Response 1: We used the MDPI reference style. We believe that all pending issues regarding the references will be solved during the proof-reading stage.
Comments 2: Line 603: The sentence ends with an excessive number of dots. Please correct the punctuation.
Response 2: Corrected.
Comments 3: In the "Object and Methods" section, please specify the types of soils involved in the experiments. Additionally, indicate their classification according to the World Reference Base for Soil Resources (WRB 2022).
Response 3: According the Harmonized World Soil Database (v2.0), the predominant soils in our study áreas are Regosols and Podzols in CAstelo de Bode and Regosols in Odelouca. We have added this information to the Study Area description in the Materials and Methods sub-section 2.2
Round 2
Reviewer 1 Report
Comments and Suggestions for AuthorsThe authors quantified the impacts and effectiveness of pre-versus post-fire treatment strategies on soil loss mitigation. They coupled fire simulations with soil erosion modelling to estimate annual wildfire-induced soil loss for two watersheds in Portugal. They identified optimal treatment locations with the aim of maximizing the reduction of soil loss, and estimated treatment effectiveness using treatment leverage and cost-effectiveness.
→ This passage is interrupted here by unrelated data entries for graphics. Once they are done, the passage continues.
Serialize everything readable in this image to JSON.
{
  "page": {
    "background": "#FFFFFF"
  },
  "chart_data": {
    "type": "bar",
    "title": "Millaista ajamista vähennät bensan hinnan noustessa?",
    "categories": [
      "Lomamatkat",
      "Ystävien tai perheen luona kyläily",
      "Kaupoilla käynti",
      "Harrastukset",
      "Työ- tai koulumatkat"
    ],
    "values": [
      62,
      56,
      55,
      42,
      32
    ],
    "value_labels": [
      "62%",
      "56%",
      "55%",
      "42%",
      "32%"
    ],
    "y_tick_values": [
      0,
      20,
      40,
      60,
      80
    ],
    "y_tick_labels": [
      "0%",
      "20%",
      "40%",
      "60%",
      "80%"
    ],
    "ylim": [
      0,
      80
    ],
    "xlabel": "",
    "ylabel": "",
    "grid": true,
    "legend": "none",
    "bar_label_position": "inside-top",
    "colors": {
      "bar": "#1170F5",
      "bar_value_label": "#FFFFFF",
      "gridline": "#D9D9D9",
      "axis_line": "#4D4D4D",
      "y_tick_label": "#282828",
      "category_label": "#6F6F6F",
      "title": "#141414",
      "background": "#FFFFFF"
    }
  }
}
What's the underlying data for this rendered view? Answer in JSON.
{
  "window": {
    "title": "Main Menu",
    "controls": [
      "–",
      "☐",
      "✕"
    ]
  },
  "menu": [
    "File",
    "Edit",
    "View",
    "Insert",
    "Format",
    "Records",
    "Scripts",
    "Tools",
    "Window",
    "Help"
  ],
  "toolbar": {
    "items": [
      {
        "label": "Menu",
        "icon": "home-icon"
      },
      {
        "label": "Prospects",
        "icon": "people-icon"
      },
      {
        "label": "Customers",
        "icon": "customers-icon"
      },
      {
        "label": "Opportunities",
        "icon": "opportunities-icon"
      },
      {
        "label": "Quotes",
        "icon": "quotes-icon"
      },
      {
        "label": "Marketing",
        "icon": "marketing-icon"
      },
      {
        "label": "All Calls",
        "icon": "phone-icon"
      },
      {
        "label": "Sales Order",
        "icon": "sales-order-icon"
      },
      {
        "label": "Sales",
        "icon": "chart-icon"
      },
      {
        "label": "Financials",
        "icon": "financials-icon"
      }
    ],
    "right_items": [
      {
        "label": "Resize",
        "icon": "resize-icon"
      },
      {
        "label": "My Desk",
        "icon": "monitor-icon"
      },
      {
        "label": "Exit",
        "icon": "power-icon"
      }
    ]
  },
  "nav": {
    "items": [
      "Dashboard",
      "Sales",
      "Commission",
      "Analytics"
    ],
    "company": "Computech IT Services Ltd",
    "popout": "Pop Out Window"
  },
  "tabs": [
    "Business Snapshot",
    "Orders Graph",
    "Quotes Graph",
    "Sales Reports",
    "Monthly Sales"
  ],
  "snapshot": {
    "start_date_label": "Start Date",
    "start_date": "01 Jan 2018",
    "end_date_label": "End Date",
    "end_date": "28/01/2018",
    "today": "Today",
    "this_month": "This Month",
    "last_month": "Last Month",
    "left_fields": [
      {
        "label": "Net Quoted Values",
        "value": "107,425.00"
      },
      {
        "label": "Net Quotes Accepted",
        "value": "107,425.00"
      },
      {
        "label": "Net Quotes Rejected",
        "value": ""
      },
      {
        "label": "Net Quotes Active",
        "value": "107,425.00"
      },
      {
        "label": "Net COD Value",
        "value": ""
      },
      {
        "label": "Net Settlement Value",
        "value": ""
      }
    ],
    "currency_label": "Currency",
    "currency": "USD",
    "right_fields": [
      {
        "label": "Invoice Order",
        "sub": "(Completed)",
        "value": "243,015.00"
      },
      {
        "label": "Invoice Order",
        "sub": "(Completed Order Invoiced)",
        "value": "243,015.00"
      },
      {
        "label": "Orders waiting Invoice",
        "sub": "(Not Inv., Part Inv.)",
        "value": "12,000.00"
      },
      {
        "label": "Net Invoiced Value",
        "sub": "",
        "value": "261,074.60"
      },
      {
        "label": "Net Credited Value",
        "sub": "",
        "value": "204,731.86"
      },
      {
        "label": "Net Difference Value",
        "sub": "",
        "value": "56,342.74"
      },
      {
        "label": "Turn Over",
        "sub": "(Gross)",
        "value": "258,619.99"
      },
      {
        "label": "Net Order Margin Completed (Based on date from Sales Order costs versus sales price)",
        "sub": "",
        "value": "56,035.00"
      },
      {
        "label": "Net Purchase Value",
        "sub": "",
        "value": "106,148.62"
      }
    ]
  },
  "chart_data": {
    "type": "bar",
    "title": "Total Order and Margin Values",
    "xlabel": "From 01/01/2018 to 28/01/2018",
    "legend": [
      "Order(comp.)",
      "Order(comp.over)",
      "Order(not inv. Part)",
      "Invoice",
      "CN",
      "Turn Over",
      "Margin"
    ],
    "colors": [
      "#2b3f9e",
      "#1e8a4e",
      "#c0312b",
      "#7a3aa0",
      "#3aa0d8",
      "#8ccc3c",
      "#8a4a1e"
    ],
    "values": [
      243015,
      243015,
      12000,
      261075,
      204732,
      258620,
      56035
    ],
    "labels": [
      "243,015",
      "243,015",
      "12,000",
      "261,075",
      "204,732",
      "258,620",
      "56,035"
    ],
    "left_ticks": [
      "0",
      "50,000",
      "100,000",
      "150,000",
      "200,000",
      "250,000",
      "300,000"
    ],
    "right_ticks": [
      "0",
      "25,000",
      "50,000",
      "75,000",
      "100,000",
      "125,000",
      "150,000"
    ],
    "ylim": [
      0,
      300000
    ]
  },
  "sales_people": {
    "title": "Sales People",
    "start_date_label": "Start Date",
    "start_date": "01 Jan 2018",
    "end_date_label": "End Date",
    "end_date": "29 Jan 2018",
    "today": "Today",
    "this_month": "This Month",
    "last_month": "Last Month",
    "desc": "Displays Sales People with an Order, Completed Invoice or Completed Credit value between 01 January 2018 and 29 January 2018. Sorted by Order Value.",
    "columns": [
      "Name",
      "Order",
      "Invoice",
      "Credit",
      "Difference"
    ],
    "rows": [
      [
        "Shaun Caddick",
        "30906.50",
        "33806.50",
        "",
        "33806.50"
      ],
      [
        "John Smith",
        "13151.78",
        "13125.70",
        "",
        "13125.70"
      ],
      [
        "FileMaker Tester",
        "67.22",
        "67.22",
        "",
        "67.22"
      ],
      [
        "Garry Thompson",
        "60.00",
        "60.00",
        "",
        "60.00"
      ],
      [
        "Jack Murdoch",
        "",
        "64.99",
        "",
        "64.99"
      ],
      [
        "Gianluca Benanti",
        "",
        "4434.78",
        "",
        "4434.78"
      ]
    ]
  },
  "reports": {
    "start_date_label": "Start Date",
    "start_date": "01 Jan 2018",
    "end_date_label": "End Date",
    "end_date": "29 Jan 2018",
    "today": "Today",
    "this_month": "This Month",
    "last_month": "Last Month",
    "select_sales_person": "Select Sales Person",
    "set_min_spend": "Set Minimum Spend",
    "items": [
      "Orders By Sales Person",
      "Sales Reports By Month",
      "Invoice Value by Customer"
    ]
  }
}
Both mitigation strategies were predicted to reduce post-fire soil loss, with effects increasing with treatment extent.
The authors have responded to all comments accordingly, and I have no other suggestions.
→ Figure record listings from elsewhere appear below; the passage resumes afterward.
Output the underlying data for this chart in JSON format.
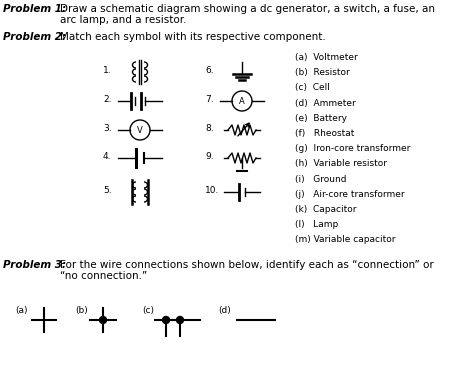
{
  "bg_color": "#ffffff",
  "p1_label": "Problem 1:",
  "p1_line1": "Draw a schematic diagram showing a dc generator, a switch, a fuse, an",
  "p1_line2": "arc lamp, and a resistor.",
  "p2_label": "Problem 2:",
  "p2_text": "Match each symbol with its respective component.",
  "p3_label": "Problem 3:",
  "p3_line1": "For the wire connections shown below, identify each as “connection” or",
  "p3_line2": "“no connection.”",
  "options": [
    "(a)  Voltmeter",
    "(b)  Resistor",
    "(c)  Cell",
    "(d)  Ammeter",
    "(e)  Battery",
    "(f)   Rheostat",
    "(g)  Iron-core transformer",
    "(h)  Variable resistor",
    "(i)   Ground",
    "(j)   Air-core transformer",
    "(k)  Capacitor",
    "(l)   Lamp",
    "(m) Variable capacitor"
  ],
  "num_labels_col1": [
    "1.",
    "2.",
    "3.",
    "4.",
    "5."
  ],
  "num_labels_col2": [
    "6.",
    "7.",
    "8.",
    "9.",
    "10."
  ],
  "p3_labels": [
    "(a)",
    "(b)",
    "(c)",
    "(d)"
  ]
}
It is recommended that the author make further detailed revisions to the article format to meet the publication requirements.
For example, there is no Eq.1.
Author Response
Comments1: The authors have responded to all comments accordingly, and I have no other suggestions. It is recommended that the author make further detailed revisions to the article format to meet the publication requirements. For example, there is no Eq.1.
Response 1: We have fixed the issue with Eq.1 and made detailed revisions throughout the entire manuscript.